Now the Third Reich placed its bets on a new series of Dornier flying boats. The first of these, the Do 18, was a direct descendant of the Wal. Her seventy-seven-foot nine-inch tapered wing was parasol-mounted on a faired centerline pyl
on. The two tandem-mounted Junkers Jumo 540/600-horsepower diesel engines were slickly cowled into the center section of the wing. Six of these handsome aircraft went to DLH, and the remainder of the production series were marked for Luftwaffe duty.1
In the summer of 1936 DLH obtained agreement from the British and the Americans to operate an experimental mail service in the North Atlantic. The agreement contained numerous restrictions, including limits on the amount and type of mail and allowing the use of Newfoundland bases only in the event of inclement weather.2
Two DLH Do 18s, christened Zephir and Aeolus, were stationed aboard the depot ship Schwabenland. In September the pair took off from the Azores on separate headline-grabbing flights. Zephir flew nonstop to New York in twenty-two hours twelve minutes, arriving with a reserve of ten hours’ fuel. On the same day Aeolus flew directly to Bermuda in eighteen and a quarter hours and then continued on to join her sister ship in New York.

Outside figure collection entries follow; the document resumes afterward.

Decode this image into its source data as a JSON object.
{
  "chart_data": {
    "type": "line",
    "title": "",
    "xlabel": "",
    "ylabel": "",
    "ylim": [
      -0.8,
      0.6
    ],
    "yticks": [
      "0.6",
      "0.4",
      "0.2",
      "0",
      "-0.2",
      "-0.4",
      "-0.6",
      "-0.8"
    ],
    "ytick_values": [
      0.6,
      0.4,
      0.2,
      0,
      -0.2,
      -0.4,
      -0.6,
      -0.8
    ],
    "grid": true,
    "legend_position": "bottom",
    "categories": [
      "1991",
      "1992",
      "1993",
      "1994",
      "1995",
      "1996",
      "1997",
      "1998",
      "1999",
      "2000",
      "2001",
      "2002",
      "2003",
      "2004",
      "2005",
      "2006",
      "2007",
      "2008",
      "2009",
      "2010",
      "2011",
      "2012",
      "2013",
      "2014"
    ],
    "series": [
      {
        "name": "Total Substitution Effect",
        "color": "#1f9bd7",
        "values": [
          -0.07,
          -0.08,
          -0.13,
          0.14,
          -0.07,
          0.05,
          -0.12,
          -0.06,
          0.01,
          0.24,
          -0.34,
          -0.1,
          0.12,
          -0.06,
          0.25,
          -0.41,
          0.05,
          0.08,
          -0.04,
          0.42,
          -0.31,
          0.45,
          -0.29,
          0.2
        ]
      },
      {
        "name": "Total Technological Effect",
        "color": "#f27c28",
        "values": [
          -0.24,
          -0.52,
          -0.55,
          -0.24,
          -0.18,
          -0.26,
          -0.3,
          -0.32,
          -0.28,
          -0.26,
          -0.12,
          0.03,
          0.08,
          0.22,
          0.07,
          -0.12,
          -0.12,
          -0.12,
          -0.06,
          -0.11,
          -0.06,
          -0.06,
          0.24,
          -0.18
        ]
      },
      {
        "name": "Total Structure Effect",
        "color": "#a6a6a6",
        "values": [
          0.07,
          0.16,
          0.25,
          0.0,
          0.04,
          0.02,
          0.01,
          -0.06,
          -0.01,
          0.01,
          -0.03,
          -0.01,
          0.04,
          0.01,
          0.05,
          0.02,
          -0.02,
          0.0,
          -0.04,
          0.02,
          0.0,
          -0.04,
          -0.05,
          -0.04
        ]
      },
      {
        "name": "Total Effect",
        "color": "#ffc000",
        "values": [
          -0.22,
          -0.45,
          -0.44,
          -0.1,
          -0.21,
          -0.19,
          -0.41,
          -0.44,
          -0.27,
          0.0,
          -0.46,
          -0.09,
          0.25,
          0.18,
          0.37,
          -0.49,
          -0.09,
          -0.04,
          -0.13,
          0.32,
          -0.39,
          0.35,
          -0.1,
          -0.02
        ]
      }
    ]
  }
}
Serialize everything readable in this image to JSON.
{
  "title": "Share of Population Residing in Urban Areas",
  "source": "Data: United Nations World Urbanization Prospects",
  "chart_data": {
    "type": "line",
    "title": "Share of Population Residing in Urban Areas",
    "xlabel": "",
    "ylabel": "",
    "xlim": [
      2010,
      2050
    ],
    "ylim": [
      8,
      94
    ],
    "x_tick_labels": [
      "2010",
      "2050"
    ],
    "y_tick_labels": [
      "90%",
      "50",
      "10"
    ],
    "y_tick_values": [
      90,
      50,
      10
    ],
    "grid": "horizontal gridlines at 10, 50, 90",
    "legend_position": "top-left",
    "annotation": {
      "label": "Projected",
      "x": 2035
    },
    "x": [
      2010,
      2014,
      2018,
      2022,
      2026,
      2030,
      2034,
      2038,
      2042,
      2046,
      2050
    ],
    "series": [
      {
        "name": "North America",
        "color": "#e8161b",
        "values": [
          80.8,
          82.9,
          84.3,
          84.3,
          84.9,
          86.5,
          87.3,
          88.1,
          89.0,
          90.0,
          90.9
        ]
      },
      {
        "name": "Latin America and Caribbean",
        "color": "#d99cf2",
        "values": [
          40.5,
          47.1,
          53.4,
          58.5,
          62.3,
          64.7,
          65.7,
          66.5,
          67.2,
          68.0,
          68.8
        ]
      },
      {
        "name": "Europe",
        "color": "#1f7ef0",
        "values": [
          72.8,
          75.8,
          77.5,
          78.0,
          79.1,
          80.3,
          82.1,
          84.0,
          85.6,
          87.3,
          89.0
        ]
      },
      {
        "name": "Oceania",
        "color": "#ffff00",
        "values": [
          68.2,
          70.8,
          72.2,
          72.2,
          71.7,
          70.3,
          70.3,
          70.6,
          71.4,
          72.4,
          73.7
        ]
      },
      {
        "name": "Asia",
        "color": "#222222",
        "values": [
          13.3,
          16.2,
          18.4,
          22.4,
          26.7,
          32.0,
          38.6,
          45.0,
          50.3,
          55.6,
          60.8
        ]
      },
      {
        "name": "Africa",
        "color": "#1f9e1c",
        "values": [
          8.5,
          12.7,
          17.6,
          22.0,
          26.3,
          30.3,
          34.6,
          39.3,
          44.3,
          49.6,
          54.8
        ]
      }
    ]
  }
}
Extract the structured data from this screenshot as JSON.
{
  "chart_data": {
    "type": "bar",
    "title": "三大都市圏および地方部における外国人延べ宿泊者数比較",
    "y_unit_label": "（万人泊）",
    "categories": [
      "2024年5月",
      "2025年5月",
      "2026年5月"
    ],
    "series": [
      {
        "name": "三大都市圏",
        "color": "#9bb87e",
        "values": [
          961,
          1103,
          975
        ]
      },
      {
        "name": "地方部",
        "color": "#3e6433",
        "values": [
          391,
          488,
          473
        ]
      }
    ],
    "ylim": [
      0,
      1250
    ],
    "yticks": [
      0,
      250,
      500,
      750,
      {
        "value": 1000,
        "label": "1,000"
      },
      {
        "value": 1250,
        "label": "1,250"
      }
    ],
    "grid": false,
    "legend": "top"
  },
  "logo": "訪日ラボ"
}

In March 1938 a Do 18, modified for a heavier maximum weight and given an extended wing span, was catapulted from the Westfalen in the English Channel. The Dornier flew southwestward over the Atlantic, nonstop to Brazil, an astonishing journey of 5,214 miles in a flight time of forty-three hours. This feat captured the world’s straight-line distance record, which had been set at 4,447 miles by a Japanese Kawanishi H8K2 Emily flying boat.3
The depot ships dragged behind them a large canvas apron that was used to flatten the water for the landing mail plane. In rough seas, oil was poured on the water to calm the waves. The mail plane would be hoisted aboard by crane, refueled, then catapulted on her way again. The German catapults used propellants of compressed air, accelerating the flying boats down a 110-foot track from zero to ninety-five miles per hour in two seconds. To stretch their range, the mail planes would often fly for the next several hours only a few feet above the sea, riding the cushion of air beneath their wings called ground effect.